On Mon, Jan 12, 2009 at 2:30 PM, Les Hazlewood <lhaz...@apache.org> wrote:
What is useless? Remember Me works fine in my JSecurity-based applications...
Confused,
Les
On Mon, Jan 12, 2009 at 5:24 PM, Robert McIntosh <pock...@gmail.com> wrote:
I missed the original thread on this, but would this solve the "remember me" login as well? I can't for the life of me figure out why they would have that functionality that is basically useless...
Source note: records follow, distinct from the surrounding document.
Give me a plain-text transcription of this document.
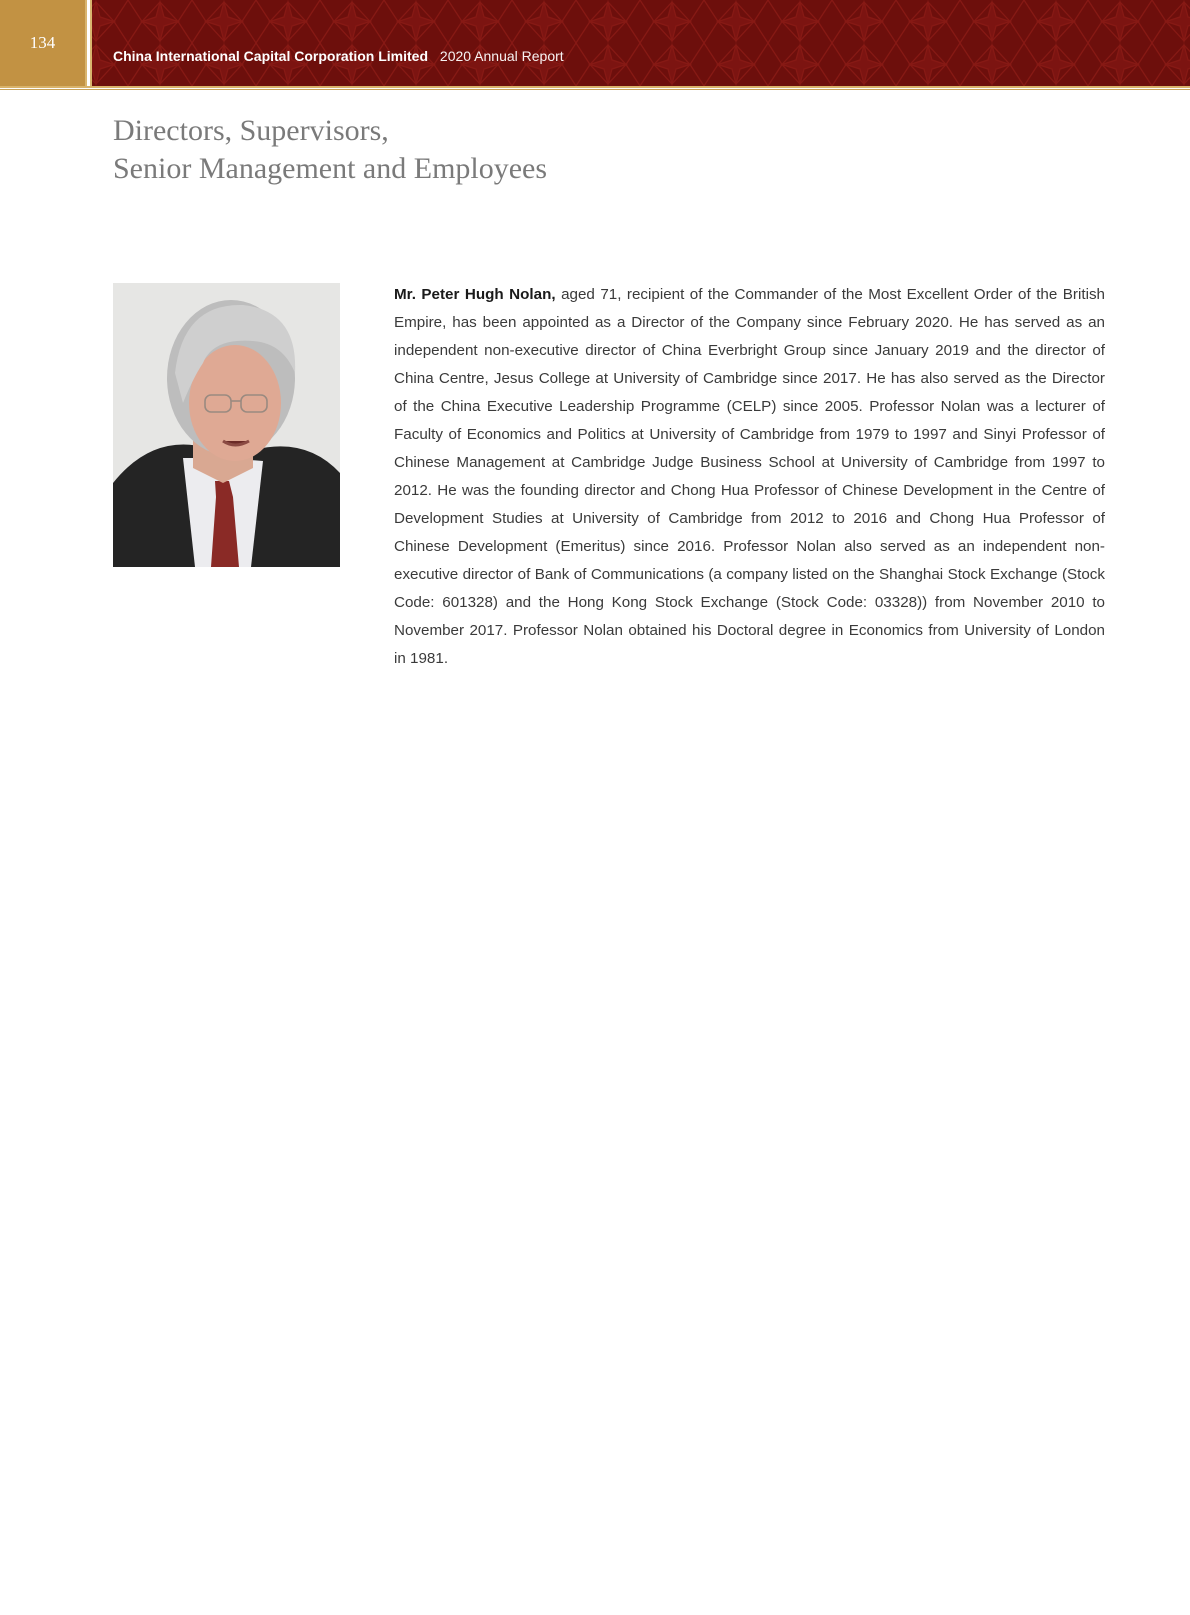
134
China International Capital Corporation Limited 2020 Annual Report
Directors, Supervisors,
Senior Management and Employees

Mr. Peter Hugh Nolan, aged 71, recipient of the Commander of the Most Excellent Order of the British Empire, has been appointed as a Director of the Company since February 2020. He has served as an independent non-executive director of China Everbright Group since January 2019 and the director of China Centre, Jesus College at University of Cambridge since 2017. He has also served as the Director of the China Executive Leadership Programme (CELP) since 2005. Professor Nolan was a lecturer of Faculty of Economics and Politics at University of Cambridge from 1979 to 1997 and Sinyi Professor of Chinese Management at Cambridge Judge Business School at University of Cambridge from 1997 to 2012. He was the founding director and Chong Hua Professor of Chinese Development in the Centre of Development Studies at University of Cambridge from 2012 to 2016 and Chong Hua Professor of Chinese Development (Emeritus) since 2016. Professor Nolan also served as an independent non-executive director of Bank of Communications (a company listed on the Shanghai Stock Exchange (Stock Code: 601328) and the Hong Kong Stock Exchange (Stock Code: 03328)) from November 2010 to November 2017. Professor Nolan obtained his Doctoral degree in Economics from University of London in 1981.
On Mon, Jan 12, 2009 at 2:19 PM, Daniel Honig <dani...@gmail.com> wrote:
Ok guys, I summarized the complete approach as I read through, and I think it is a simpler and possibly more elegant approach than the originally suggested solution. (Or at least easier to understand). So I have compiled the steps I'm taking below and will report back before long with a note on my progress, here are my notes which as of now encompass three steps: Directions for the assuming a delegate subject with Jsecurity: 1.Create a class that assumes a delegate subject that is already set in the session. (The assumed identity would be set in a controller) class AssumingDelegatingSubject extends DelegatingSubject { public Object getPrincipal() { return this.session?.assumedIdentity ?: super.getPrincipal() } }
2. Create a subclass of DefaultSecurityManager that returns the custom subject. Per, the previous note, from Les Hazlewood. The SecurityManager implementation would need to be subclassed to return instances of your custom DelegatingSubject subclass. You do that by overridding this overloaded method:
http://www.jsecurity.org/api/org/jsecurity/mgt/DefaultSecurityManager.html#createSubject(org.jsecurity.subject.PrincipalCollection,%20org.jsecurity.session.Session,%20boolean,%20java.net.InetAddress) Your overridden method would return an instance of your custom DelegatingSubject subclass. "
3. Register the custom security manager in resources.groovy or resources.xml as jsecSecurityManager On Mon, Jan 12, 2009 at 4:03 PM, Peter Ledbrook <pet...@cacoethes.co.uk> wrote:
But there might be changes in the underlying SecurityManager *implementation* that would be backwards-incompatible. But this would only affect you if you manually override any of those implementation methods. I'm not sure if the Grails plugin uses with any of these methods or not or does custom implementation or wrapping of them.
The plugin uses the bog-standard JSecurity security manager for web apps - DefaultWebSecurityManager. It allows the user to easily configure the session mode and authentication strategy, but that's it.